The first feature we notice in them is their pride, a vice which they blame in Coriolanus, and with which their own is expressly contrasted. For his is the haughty, unbending self-consciousness that is based on the sense of indwelling force, and has a shrinking disgust for praise. Theirs, on the other hand, revels in popularity, and their power depends entirely on the support which that popularity secures them. As Menenius tells them:
You are ambitious for poor knaves’ caps and legs.
(II. i. 76.)
Your helps are many, or else your actions would grow wondrous single: your abilities are too infant-like for doing much alone.
(II. i. 39.)
They are really consequential and overweening rather than proud. And magnifying their importance and their office, they are apt to take too seriously any trifle in which they are concerned, and to become irritated at any mishap to their own convenience. Having no standard but themselves by which to measure the proportion of things, they are fussy over minor points and lose their tempers over petty troubles. This is the point of Menenius’ banter.

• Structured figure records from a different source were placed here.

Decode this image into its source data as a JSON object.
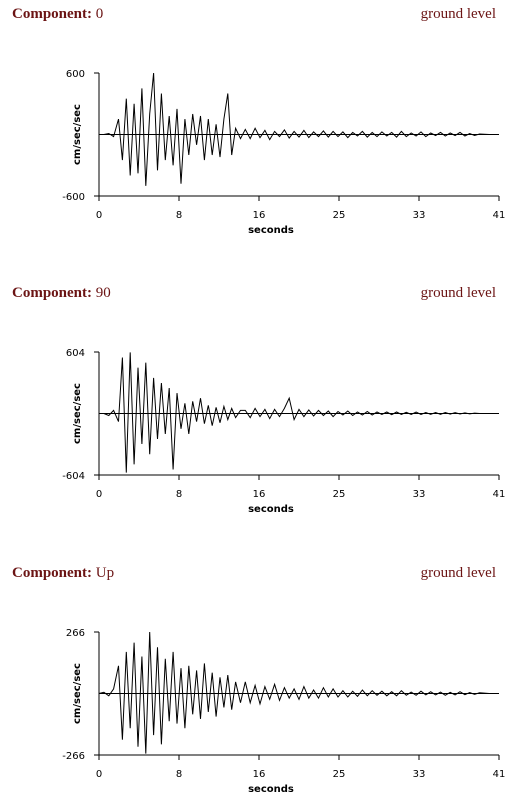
{
  "chart_data": [
    {
      "type": "line",
      "component_label": "Component:",
      "component": "0",
      "level": "ground level",
      "ylabel": "cm/sec/sec",
      "xlabel": "seconds",
      "color": "#000000",
      "xlim": [
        0,
        41
      ],
      "ylim": [
        -600,
        600
      ],
      "xticks": [
        0,
        {
          "value": 8.2,
          "label": "8"
        },
        {
          "value": 16.4,
          "label": "16"
        },
        {
          "value": 24.6,
          "label": "25"
        },
        {
          "value": 32.8,
          "label": "33"
        },
        41
      ],
      "yticks": [
        -600,
        600
      ],
      "x": [
        0,
        0.5,
        1,
        1.5,
        2,
        2.4,
        2.8,
        3.2,
        3.6,
        4,
        4.4,
        4.8,
        5.2,
        5.6,
        6,
        6.4,
        6.8,
        7.2,
        7.6,
        8,
        8.4,
        8.8,
        9.2,
        9.6,
        10,
        10.4,
        10.8,
        11.2,
        11.6,
        12,
        12.4,
        12.8,
        13.2,
        13.6,
        14,
        14.5,
        15,
        15.5,
        16,
        16.5,
        17,
        17.5,
        18,
        18.5,
        19,
        19.5,
        20,
        20.5,
        21,
        21.5,
        22,
        22.5,
        23,
        23.5,
        24,
        24.5,
        25,
        25.5,
        26,
        26.5,
        27,
        27.5,
        28,
        28.5,
        29,
        29.5,
        30,
        30.5,
        31,
        31.5,
        32,
        32.5,
        33,
        33.5,
        34,
        34.5,
        35,
        35.5,
        36,
        36.5,
        37,
        37.5,
        38,
        38.5,
        39,
        40
      ],
      "values": [
        0,
        0,
        10,
        -20,
        150,
        -250,
        350,
        -400,
        300,
        -380,
        450,
        -500,
        200,
        600,
        -350,
        400,
        -250,
        180,
        -300,
        250,
        -480,
        150,
        -200,
        200,
        -100,
        180,
        -250,
        150,
        -200,
        100,
        -220,
        150,
        400,
        -200,
        60,
        -40,
        50,
        -40,
        60,
        -30,
        40,
        -50,
        30,
        -20,
        45,
        -35,
        30,
        -25,
        40,
        -30,
        25,
        -20,
        35,
        -25,
        30,
        -20,
        25,
        -30,
        20,
        -15,
        30,
        -25,
        20,
        -20,
        25,
        -15,
        20,
        -25,
        30,
        -20,
        15,
        -15,
        25,
        -20,
        15,
        -10,
        20,
        -15,
        15,
        -10,
        20,
        -15,
        10,
        -10,
        5,
        0
      ]
    },
    {
      "type": "line",
      "component_label": "Component:",
      "component": "90",
      "level": "ground level",
      "ylabel": "cm/sec/sec",
      "xlabel": "seconds",
      "color": "#000000",
      "xlim": [
        0,
        41
      ],
      "ylim": [
        -604,
        604
      ],
      "xticks": [
        0,
        {
          "value": 8.2,
          "label": "8"
        },
        {
          "value": 16.4,
          "label": "16"
        },
        {
          "value": 24.6,
          "label": "25"
        },
        {
          "value": 32.8,
          "label": "33"
        },
        41
      ],
      "yticks": [
        -604,
        604
      ],
      "x": [
        0,
        0.5,
        1,
        1.5,
        2,
        2.4,
        2.8,
        3.2,
        3.6,
        4,
        4.4,
        4.8,
        5.2,
        5.6,
        6,
        6.4,
        6.8,
        7.2,
        7.6,
        8,
        8.4,
        8.8,
        9.2,
        9.6,
        10,
        10.4,
        10.8,
        11.2,
        11.6,
        12,
        12.4,
        12.8,
        13.2,
        13.6,
        14,
        14.5,
        15,
        15.5,
        16,
        16.5,
        17,
        17.5,
        18,
        18.5,
        19,
        19.5,
        20,
        20.5,
        21,
        21.5,
        22,
        22.5,
        23,
        23.5,
        24,
        24.5,
        25,
        25.5,
        26,
        26.5,
        27,
        27.5,
        28,
        28.5,
        29,
        29.5,
        30,
        30.5,
        31,
        31.5,
        32,
        32.5,
        33,
        33.5,
        34,
        34.5,
        35,
        35.5,
        36,
        36.5,
        37,
        37.5,
        38,
        38.5,
        39,
        40
      ],
      "values": [
        0,
        0,
        -20,
        30,
        -80,
        550,
        -580,
        600,
        -500,
        450,
        -300,
        500,
        -400,
        350,
        -250,
        300,
        -200,
        250,
        -550,
        200,
        -150,
        100,
        -200,
        120,
        -80,
        150,
        -100,
        80,
        -120,
        60,
        -90,
        70,
        -60,
        50,
        -40,
        30,
        30,
        -40,
        50,
        -30,
        40,
        -50,
        40,
        -30,
        50,
        150,
        -60,
        40,
        -30,
        35,
        -25,
        30,
        -20,
        25,
        -30,
        20,
        -15,
        25,
        -20,
        15,
        -15,
        20,
        -15,
        15,
        -10,
        15,
        -12,
        15,
        -10,
        12,
        -10,
        15,
        -10,
        10,
        -8,
        10,
        -8,
        10,
        -6,
        8,
        -5,
        6,
        -4,
        4,
        0,
        0
      ]
    },
    {
      "type": "line",
      "component_label": "Component:",
      "component": "Up",
      "level": "ground level",
      "ylabel": "cm/sec/sec",
      "xlabel": "seconds",
      "color": "#000000",
      "xlim": [
        0,
        41
      ],
      "ylim": [
        -266,
        266
      ],
      "xticks": [
        0,
        {
          "value": 8.2,
          "label": "8"
        },
        {
          "value": 16.4,
          "label": "16"
        },
        {
          "value": 24.6,
          "label": "25"
        },
        {
          "value": 32.8,
          "label": "33"
        },
        41
      ],
      "yticks": [
        -266,
        266
      ],
      "x": [
        0,
        0.5,
        1,
        1.5,
        2,
        2.4,
        2.8,
        3.2,
        3.6,
        4,
        4.4,
        4.8,
        5.2,
        5.6,
        6,
        6.4,
        6.8,
        7.2,
        7.6,
        8,
        8.4,
        8.8,
        9.2,
        9.6,
        10,
        10.4,
        10.8,
        11.2,
        11.6,
        12,
        12.4,
        12.8,
        13.2,
        13.6,
        14,
        14.5,
        15,
        15.5,
        16,
        16.5,
        17,
        17.5,
        18,
        18.5,
        19,
        19.5,
        20,
        20.5,
        21,
        21.5,
        22,
        22.5,
        23,
        23.5,
        24,
        24.5,
        25,
        25.5,
        26,
        26.5,
        27,
        27.5,
        28,
        28.5,
        29,
        29.5,
        30,
        30.5,
        31,
        31.5,
        32,
        32.5,
        33,
        33.5,
        34,
        34.5,
        35,
        35.5,
        36,
        36.5,
        37,
        37.5,
        38,
        38.5,
        39,
        40
      ],
      "values": [
        0,
        5,
        -10,
        20,
        120,
        -200,
        180,
        -150,
        220,
        -230,
        160,
        -260,
        266,
        -180,
        200,
        -220,
        150,
        -120,
        180,
        -130,
        110,
        -150,
        120,
        -90,
        100,
        -110,
        130,
        -80,
        90,
        -100,
        70,
        -60,
        80,
        -70,
        50,
        -40,
        50,
        -40,
        35,
        -45,
        30,
        -25,
        40,
        -30,
        25,
        -20,
        20,
        -25,
        30,
        -20,
        15,
        -20,
        25,
        -15,
        20,
        -15,
        12,
        -15,
        10,
        -12,
        15,
        -10,
        12,
        -8,
        10,
        -10,
        8,
        -10,
        12,
        -8,
        6,
        -8,
        10,
        -6,
        8,
        -6,
        6,
        -8,
        5,
        -6,
        8,
        -5,
        4,
        -4,
        3,
        0
      ]
    }
  ]
}
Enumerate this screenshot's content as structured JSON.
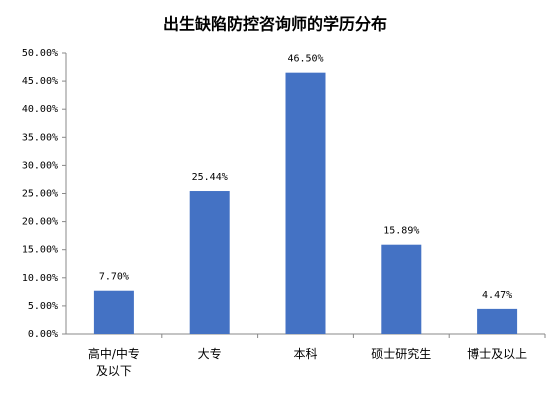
{
  "chart_data": {
    "type": "bar",
    "title": "出生缺陷防控咨询师的学历分布",
    "categories": [
      "高中/中专及以下",
      "大专",
      "本科",
      "硕士研究生",
      "博士及以上"
    ],
    "values": [
      7.7,
      25.44,
      46.5,
      15.89,
      4.47
    ],
    "value_labels": [
      "7.70%",
      "25.44%",
      "46.50%",
      "15.89%",
      "4.47%"
    ],
    "color": "#4472c4",
    "ylim": [
      0,
      50
    ],
    "yticks": [
      {
        "value": 0,
        "label": "0.00%"
      },
      {
        "value": 5,
        "label": "5.00%"
      },
      {
        "value": 10,
        "label": "10.00%"
      },
      {
        "value": 15,
        "label": "15.00%"
      },
      {
        "value": 20,
        "label": "20.00%"
      },
      {
        "value": 25,
        "label": "25.00%"
      },
      {
        "value": 30,
        "label": "30.00%"
      },
      {
        "value": 35,
        "label": "35.00%"
      },
      {
        "value": 40,
        "label": "40.00%"
      },
      {
        "value": 45,
        "label": "45.00%"
      },
      {
        "value": 50,
        "label": "50.00%"
      }
    ],
    "grid": false
  }
}
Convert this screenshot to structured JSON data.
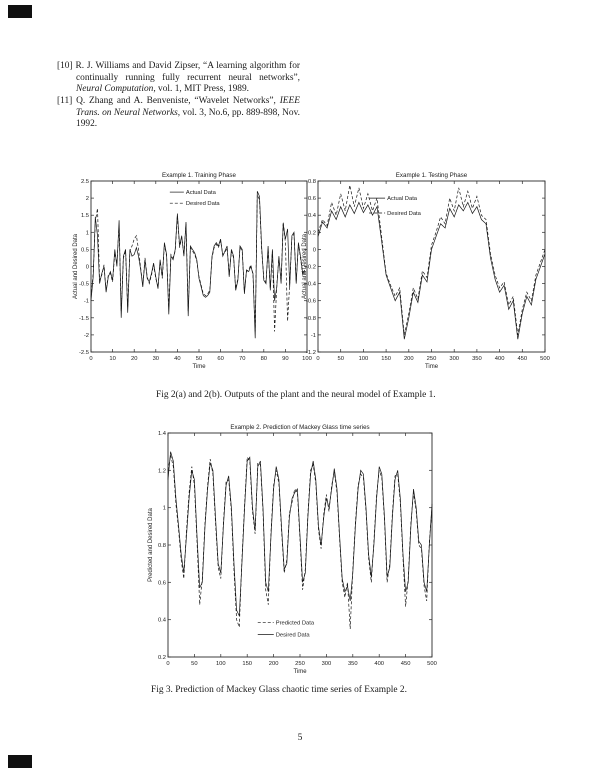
{
  "page": {
    "number": "5"
  },
  "references": [
    {
      "label": "[10]",
      "segments": [
        {
          "text": "R. J. Williams and David Zipser, “A learning algorithm for continually running fully recurrent neural networks”, ",
          "italic": false
        },
        {
          "text": "Neural Computation",
          "italic": true
        },
        {
          "text": ", vol. 1, MIT Press, 1989.",
          "italic": false
        }
      ]
    },
    {
      "label": "[11]",
      "segments": [
        {
          "text": "Q. Zhang and A. Benveniste, “Wavelet Networks”, ",
          "italic": false
        },
        {
          "text": "IEEE Trans. on Neural Networks",
          "italic": true
        },
        {
          "text": ", vol. 3, No.6, pp. 889-898, Nov. 1992.",
          "italic": false
        }
      ]
    }
  ],
  "captions": {
    "fig2": "Fig 2(a) and 2(b). Outputs of the plant and the neural model of Example 1.",
    "fig3": "Fig 3. Prediction of Mackey Glass chaotic time series of Example 2."
  },
  "chart_data": [
    {
      "id": "fig2a",
      "type": "line",
      "title": "Example 1. Training Phase",
      "xlabel": "Time",
      "ylabel": "Actual and Desired Data",
      "xlim": [
        0,
        100
      ],
      "ylim": [
        -2.5,
        2.5
      ],
      "grid": false,
      "xticks": [
        "0",
        "10",
        "20",
        "30",
        "40",
        "50",
        "60",
        "70",
        "80",
        "90",
        "100"
      ],
      "yticks": [
        "-2.5",
        "-2",
        "-1.5",
        "-1",
        "-0.5",
        "0",
        "0.5",
        "1",
        "1.5",
        "2",
        "2.5"
      ],
      "legend": [
        {
          "label": "Actual Data",
          "style": "solid"
        },
        {
          "label": "Desired Data",
          "style": "dashed"
        }
      ],
      "series": [
        {
          "name": "Actual Data",
          "style": "solid",
          "x0": 0,
          "dx": 1,
          "y": [
            -1.0,
            -0.3,
            1.45,
            0.9,
            -0.5,
            -0.2,
            0.0,
            -0.75,
            -0.3,
            -0.15,
            -0.4,
            0.5,
            0.0,
            1.35,
            -1.5,
            0.3,
            0.5,
            -1.35,
            0.5,
            0.3,
            0.35,
            0.55,
            0.3,
            -0.1,
            -0.6,
            0.2,
            -0.35,
            -0.45,
            -0.2,
            0.1,
            -0.3,
            -0.65,
            0.2,
            -0.3,
            0.7,
            0.35,
            -1.4,
            0.3,
            0.2,
            0.5,
            1.55,
            0.6,
            0.9,
            0.3,
            1.3,
            -1.45,
            0.6,
            0.5,
            0.4,
            0.2,
            -0.35,
            -0.6,
            -0.85,
            -0.9,
            -0.85,
            -0.75,
            0.3,
            0.6,
            0.7,
            0.6,
            0.8,
            0.3,
            0.45,
            0.6,
            -0.3,
            0.5,
            0.3,
            -0.7,
            -0.4,
            0.6,
            0.5,
            -0.8,
            -0.1,
            -0.15,
            0.0,
            -0.2,
            -2.1,
            2.2,
            2.05,
            0.6,
            -0.4,
            -0.5,
            0.6,
            -0.7,
            0.5,
            -1.0,
            -0.6,
            0.3,
            -0.5,
            1.25,
            0.8,
            1.1,
            -0.6,
            0.9,
            1.0,
            -0.5,
            0.7,
            0.3,
            -0.2,
            -0.1
          ]
        },
        {
          "name": "Desired Data",
          "style": "dashed",
          "x0": 0,
          "dx": 1,
          "y": [
            -0.9,
            -0.2,
            1.3,
            1.7,
            -0.4,
            -0.25,
            0.05,
            -0.7,
            -0.25,
            -0.2,
            -0.45,
            0.4,
            0.1,
            1.2,
            -1.3,
            0.25,
            0.45,
            -1.2,
            0.45,
            0.6,
            0.8,
            0.9,
            0.5,
            -0.05,
            -0.55,
            0.25,
            -0.3,
            -0.5,
            -0.25,
            0.05,
            -0.35,
            -0.6,
            0.15,
            -0.35,
            0.65,
            0.3,
            -1.2,
            0.35,
            0.25,
            0.45,
            1.5,
            0.55,
            0.85,
            0.35,
            1.25,
            -1.3,
            0.55,
            0.45,
            0.35,
            0.15,
            -0.3,
            -0.55,
            -0.8,
            -0.85,
            -0.8,
            -0.7,
            0.25,
            0.55,
            0.65,
            0.55,
            0.75,
            0.35,
            0.4,
            0.55,
            -0.25,
            0.45,
            0.25,
            -0.65,
            -0.35,
            0.55,
            0.45,
            -0.75,
            -0.15,
            -0.1,
            0.05,
            -0.25,
            -1.9,
            2.1,
            1.95,
            0.5,
            -0.35,
            -0.45,
            0.5,
            -0.65,
            0.45,
            -1.9,
            -0.55,
            0.25,
            -0.45,
            1.3,
            0.7,
            -1.6,
            -0.5,
            0.85,
            0.95,
            -0.45,
            0.65,
            0.25,
            -0.25,
            -0.15
          ]
        }
      ]
    },
    {
      "id": "fig2b",
      "type": "line",
      "title": "Example 1. Testing Phase",
      "xlabel": "Time",
      "ylabel": "Actual and Desired Data",
      "xlim": [
        0,
        500
      ],
      "ylim": [
        -1.2,
        0.8
      ],
      "grid": false,
      "xticks": [
        "0",
        "50",
        "100",
        "150",
        "200",
        "250",
        "300",
        "350",
        "400",
        "450",
        "500"
      ],
      "yticks": [
        "-1.2",
        "-1",
        "-0.8",
        "-0.6",
        "-0.4",
        "-0.2",
        "0",
        "0.2",
        "0.4",
        "0.6",
        "0.8"
      ],
      "legend": [
        {
          "label": "Actual Data",
          "style": "solid"
        },
        {
          "label": "Desired Data",
          "style": "dashed"
        }
      ],
      "series": [
        {
          "name": "Actual Data",
          "style": "solid",
          "x0": 0,
          "dx": 10,
          "y": [
            0.15,
            0.32,
            0.25,
            0.45,
            0.35,
            0.5,
            0.38,
            0.52,
            0.42,
            0.55,
            0.43,
            0.52,
            0.4,
            0.5,
            0.1,
            -0.3,
            -0.45,
            -0.6,
            -0.5,
            -1.05,
            -0.8,
            -0.5,
            -0.62,
            -0.3,
            -0.38,
            0.0,
            0.15,
            0.3,
            0.25,
            0.48,
            0.38,
            0.52,
            0.45,
            0.55,
            0.42,
            0.5,
            0.35,
            0.3,
            -0.1,
            -0.35,
            -0.5,
            -0.42,
            -0.7,
            -0.6,
            -1.05,
            -0.75,
            -0.55,
            -0.65,
            -0.35,
            -0.2,
            -0.05
          ]
        },
        {
          "name": "Desired Data",
          "style": "dashed",
          "x0": 0,
          "dx": 10,
          "y": [
            0.2,
            0.35,
            0.28,
            0.55,
            0.4,
            0.65,
            0.45,
            0.75,
            0.5,
            0.72,
            0.48,
            0.65,
            0.45,
            0.6,
            0.15,
            -0.28,
            -0.42,
            -0.55,
            -0.45,
            -1.0,
            -0.75,
            -0.45,
            -0.58,
            -0.25,
            -0.33,
            0.05,
            0.2,
            0.38,
            0.3,
            0.6,
            0.45,
            0.72,
            0.5,
            0.68,
            0.48,
            0.62,
            0.4,
            0.35,
            -0.05,
            -0.3,
            -0.45,
            -0.38,
            -0.65,
            -0.55,
            -1.0,
            -0.7,
            -0.5,
            -0.6,
            -0.3,
            -0.15,
            0.0
          ]
        }
      ]
    },
    {
      "id": "fig3",
      "type": "line",
      "title": "Example 2. Prediction of Mackey Glass time series",
      "xlabel": "Time",
      "ylabel": "Predicted and Desired Data",
      "xlim": [
        0,
        500
      ],
      "ylim": [
        0.2,
        1.4
      ],
      "grid": false,
      "xticks": [
        "0",
        "50",
        "100",
        "150",
        "200",
        "250",
        "300",
        "350",
        "400",
        "450",
        "500"
      ],
      "yticks": [
        "0.2",
        "0.4",
        "0.6",
        "0.8",
        "1",
        "1.2",
        "1.4"
      ],
      "legend": [
        {
          "label": "Predicted Data",
          "style": "dashed"
        },
        {
          "label": "Desired Data",
          "style": "solid"
        }
      ],
      "series": [
        {
          "name": "Desired Data",
          "style": "solid",
          "x0": 0,
          "dx": 5,
          "y": [
            1.15,
            1.3,
            1.25,
            1.05,
            0.9,
            0.75,
            0.65,
            0.85,
            1.05,
            1.2,
            1.15,
            0.85,
            0.57,
            0.6,
            0.9,
            1.1,
            1.24,
            1.2,
            0.95,
            0.7,
            0.65,
            0.9,
            1.12,
            1.17,
            1.0,
            0.7,
            0.45,
            0.42,
            0.7,
            1.0,
            1.25,
            1.27,
            1.0,
            0.88,
            1.22,
            1.25,
            1.0,
            0.6,
            0.55,
            0.85,
            1.1,
            1.22,
            1.15,
            0.9,
            0.67,
            0.7,
            0.95,
            1.05,
            1.08,
            1.1,
            0.85,
            0.6,
            0.65,
            0.95,
            1.18,
            1.25,
            1.15,
            0.9,
            0.8,
            0.95,
            1.05,
            1.0,
            1.1,
            1.21,
            1.1,
            0.85,
            0.62,
            0.55,
            0.58,
            0.5,
            0.65,
            0.9,
            1.1,
            1.2,
            1.18,
            1.0,
            0.75,
            0.63,
            0.8,
            1.05,
            1.22,
            1.18,
            0.95,
            0.63,
            0.68,
            0.95,
            1.15,
            1.2,
            1.05,
            0.75,
            0.55,
            0.6,
            0.9,
            1.1,
            1.0,
            0.82,
            0.8,
            0.6,
            0.55,
            0.8,
            1.02
          ]
        },
        {
          "name": "Predicted Data",
          "style": "dashed",
          "x0": 0,
          "dx": 5,
          "y": [
            1.2,
            1.28,
            1.22,
            1.02,
            0.88,
            0.72,
            0.62,
            0.88,
            1.08,
            1.22,
            1.12,
            0.82,
            0.48,
            0.62,
            0.92,
            1.12,
            1.26,
            1.18,
            0.92,
            0.68,
            0.62,
            0.92,
            1.14,
            1.15,
            0.98,
            0.66,
            0.4,
            0.36,
            0.72,
            1.02,
            1.27,
            1.25,
            0.98,
            0.86,
            1.24,
            1.23,
            0.98,
            0.56,
            0.48,
            0.87,
            1.12,
            1.2,
            1.13,
            0.88,
            0.65,
            0.72,
            0.97,
            1.03,
            1.1,
            1.08,
            0.83,
            0.56,
            0.67,
            0.97,
            1.2,
            1.23,
            1.13,
            0.88,
            0.78,
            0.97,
            1.07,
            0.98,
            1.12,
            1.19,
            1.08,
            0.83,
            0.6,
            0.52,
            0.6,
            0.35,
            0.67,
            0.92,
            1.12,
            1.18,
            1.16,
            0.98,
            0.73,
            0.6,
            0.82,
            1.07,
            1.2,
            1.16,
            0.93,
            0.6,
            0.7,
            0.97,
            1.17,
            1.18,
            1.03,
            0.73,
            0.47,
            0.62,
            0.92,
            1.08,
            0.98,
            0.8,
            0.78,
            0.58,
            0.5,
            0.82,
            1.0
          ]
        }
      ]
    }
  ]
}
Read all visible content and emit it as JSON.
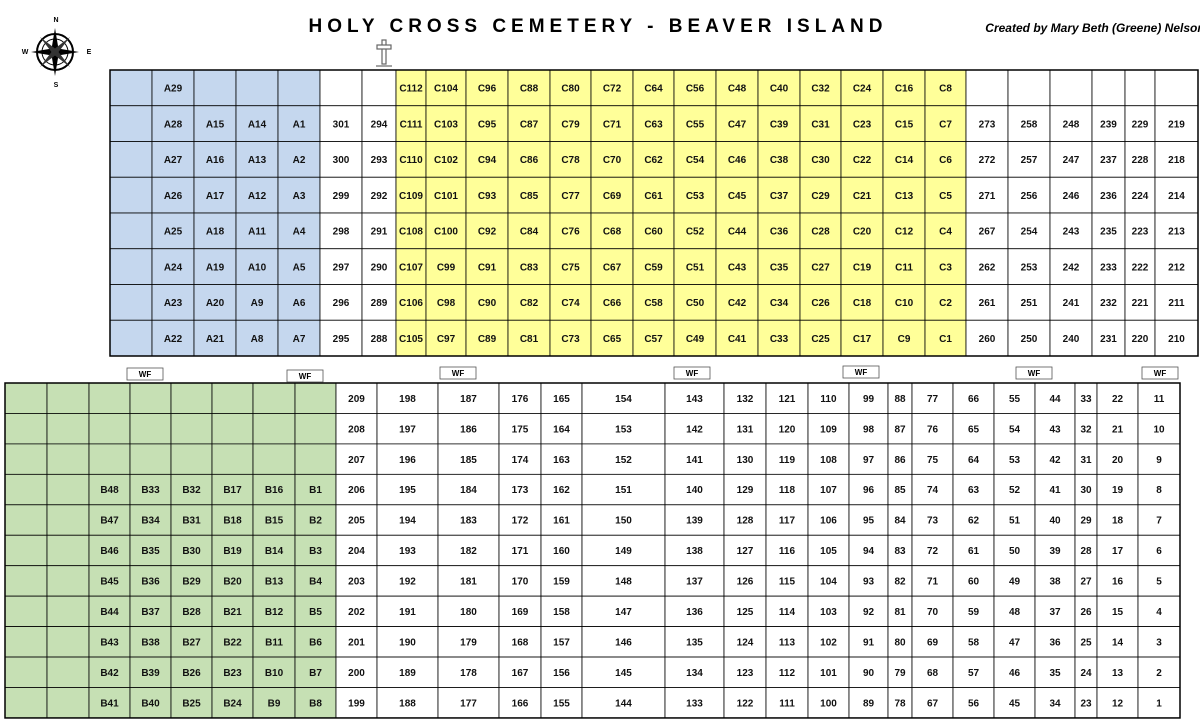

You wear out a good wholesome forenoon in hearing a cause between an orange-wife and a fosset-seller; and then rejourn the controversy of three pence to a second day of audience. When you are hearing a matter between party and party, if you chanced to be pinched with the colic, you make faces like mummers; set up the bloody flag against all patience; and, in roaring for a chamber-pot, dismiss the controversy bleeding, the more entangled by your hearing: all the peace you make in their cause is, calling both the parties knaves.
(II. i. 77.)
This is, they are disposed to treat a molehill as a mountain, but if they are galled, to break out in indiscriminate and unjustified abuse. Menenius gives it them home in respect of these foibles:
You talk of pride: O that you could turn your eyes toward the napes of your necks, and make but an interior survey of your good selves! O that you could!